Why job opportunities should mean business

30th May 2014 at 01:00
`Open your doors' to pupils, Wood Commission to tell employers

Companies will come under significant pressure to provide more opportunities for school students in the final report by the Wood Commission, TESS can reveal.

The report, which is due to be published next week, is expected to call on businesses to play a more active role in education, working closely with schools and colleges to improve the employability of young people.

Few employers are prepared to work with young school-leavers, according to Linda McKay, former principal of Forth Valley College and a member of the commission.

"We want to create a culture in Scotland where if an organisation is not offering opportunities for young people, it is legitimate to ask why not," Ms McKay told a conference on apprenticeships last week. "What we would say to employers is, if you want experienced young people, open the doors. Connect with an education establishment, a school or college and play your part."

The Wood Commission was established at the beginning of last year to investigate ways of developing Scotland's young workforce. It is led by billionaire businessman Sir Ian Wood, the former chairman of oil services firm the Wood Group.

Speaking to TESS, Ms McKay said: "Overall, the commission recognises the need to find ways to encourage medium-sized and small employers to engage more effectively. There need to be ways that we could find to support them to deliver on our shared objective."

At last week's conference, she told the audience that the lack of consistency across Scotland in terms of the opportunities available to young people was a serious challenge. Employer engagement had to be a key focus, she said, and this had to go beyond "involvement on the margins" and should mean "employer leadership" of initiatives.

It is expected that this will involve employers helping to design apprenticeship courses, offering work experience and being more involved in careers advice. The commission is also likely to make specific recommendations addressing the under-representation of young people from ethnic minority backgrounds in certain areas of the workforce.

But Ms McKay stressed that public organisations also had to play their part. "We should expect as much of them as we do of the private sector," she said.

She added that the commission had found that "in Scotland we still convey a sense of an A team and a B team", with young people in the former group heading towards university and those in the latter destined for vocational training. Often, she said, young people who followed a non-academic route did so with "much less sense of purpose".

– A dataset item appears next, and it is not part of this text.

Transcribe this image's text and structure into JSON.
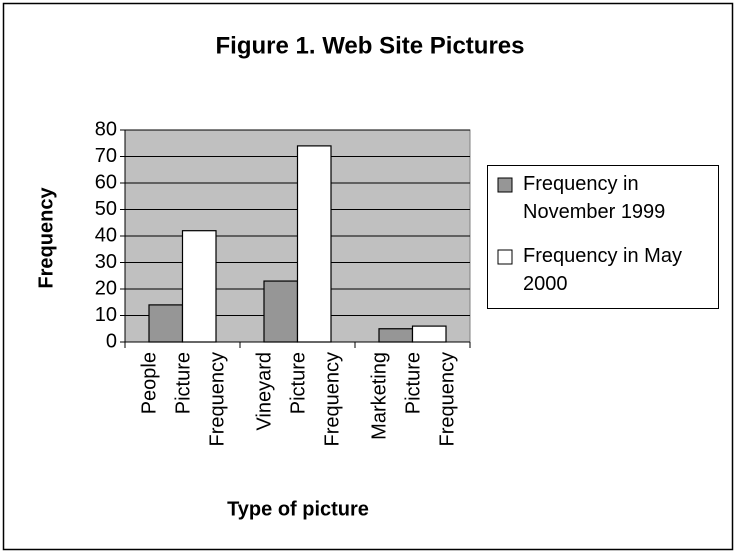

Damien Yeates, chief executive of Skills Development Scotland, said his organisation was keen to see the introduction of "foundation apprenticeships" in the senior phase of secondary school. This would mean completing the first year of an apprenticeship while still in compulsory education.

He said: "Rather than them doing higher origami or geography in S5 and S6, why not do the first year of an apprenticeship?"

This would be particularly beneficial if industry buy-in could be secured and young people could go straight into the second year on leaving school, Mr Yeates added. He said that the programme could start as early as 2015-16.

Mr Yeates, who also wants to see the introduction of more advanced apprenticeships at degree level, said that Scotland was now at a "tipping point where work-based learning is going to represent a significant pathway for the future".

Rob Wall, head of employment and education policy for business lobby group CBI Scotland, said: "Business has a critical part to play in helping young people to prepare for life outside the school gates. We need an environment where links between schools, colleges and local companies are actively encouraged - and where firms of all sizes can get involved.

"When it comes to careers advice, for example, schools cannot do it alone. Employers have a key role, but government needs to create the framework to enable this to happen."

Angela Constance, the Scottish government's training, youth and women's employment secretary, told TESS that engaging employers was "one of the greatest challenges" that Scotland's education system faced. But she added that the government "stands ready to take forward the work of the commission in partnership with Skills Development Scotland".